Zsh Mailing List Archive
Messages sorted by: Reverse Date, Date, Thread, Author

Re: Help with associative arrays



> On Aug 21, 2016, at 4:50 PM, Vin Shelton <ethersoft@xxxxxxxxx> wrote:
> 
> I can't seem to figure this out.  I'm trying to use an associative
> array and the results are not what I expect:
> 
> #!/usr/bin/env zsh
> 
> emulate -LR zsh
> 
> typeset -A repos
> repos["conky"]="https://github.com/brndnmtthws/conky.git";
> 
> nickname="conky"
> echo "nickname = " \"$nickname\" "repos = " \"${repos[$nickname]}\"
> echo "nickname = " \"$nickname\" "repos = " \"${repos["conky"]}\"
> 
> yileds:
> 
> nickname =  "conky" repos =  ""
> nickname =  "conky" repos =  "https://github.com/brndnmtthws/conky.git";
> 
> given that nickname is "conky" I expected the values to be the same.

From zshparam(1):

        The basic rule to remember when writing a subscript expression
        is that all text between the opening `[' and the closing `]' is
        interpreted as if it were in double quotes (see zshmisc(1)).

        [...]

        The second difference is that a double-quote (`"') may appear as
        part of a subscript expression without being preceded by
        a backslash....

The double quotes you're using are not acting as quoting syntax; they
are being treated literally and are becoming part of the key itself.

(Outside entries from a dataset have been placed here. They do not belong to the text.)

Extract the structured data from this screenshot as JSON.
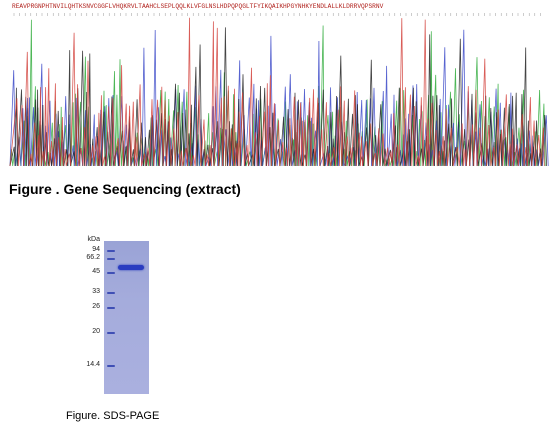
{
  "sequence": {
    "text": "REAVPRGNPHTNVILQHTKSNVCGGFLVHQKRVLTAAHCLSEPLQQLKLVFGLNSLHDPQPQGLTFYIKQAIKHPGYNHKYENDLALLKLDRRVQPSRNV"
  },
  "caption_sequencing": "Figure . Gene Sequencing (extract)",
  "gel": {
    "unit_label": "kDa",
    "markers": [
      {
        "label": "94"
      },
      {
        "label": "66.2"
      },
      {
        "label": "45"
      },
      {
        "label": "33"
      },
      {
        "label": "26"
      },
      {
        "label": "20"
      },
      {
        "label": "14.4"
      }
    ]
  },
  "caption_sds": "Figure. SDS-PAGE",
  "colors": {
    "trace_a": "#2eaa3a",
    "trace_c": "#3a48c8",
    "trace_g": "#222222",
    "trace_t": "#d2403a",
    "gel_bg": "#a5acdc",
    "band": "#2a3cc0"
  }
}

	% typeset -A repos1; repos1["conky"]=foo; typeset repos1
	repos1=( '"conky"' foo )
	% typeset -A repos2; repos2[conky]=foo; typeset repos2
	repos2=( conky foo )

But the quotes are behaving as you expect when you do the assignment to
"nickname".

	% nickname="conky"; typeset nickname
	nickname=conky

So $repos[$nickname] is evaluated as $repos[conky], not $repos["conky"],
while your array contains a '"conky"' key, not a 'conky' key. In the
end, you're not looking up the key you want.

tl;dr: Don't use double quotes in array subscripts, unless your array
contains keys with literal double quotes.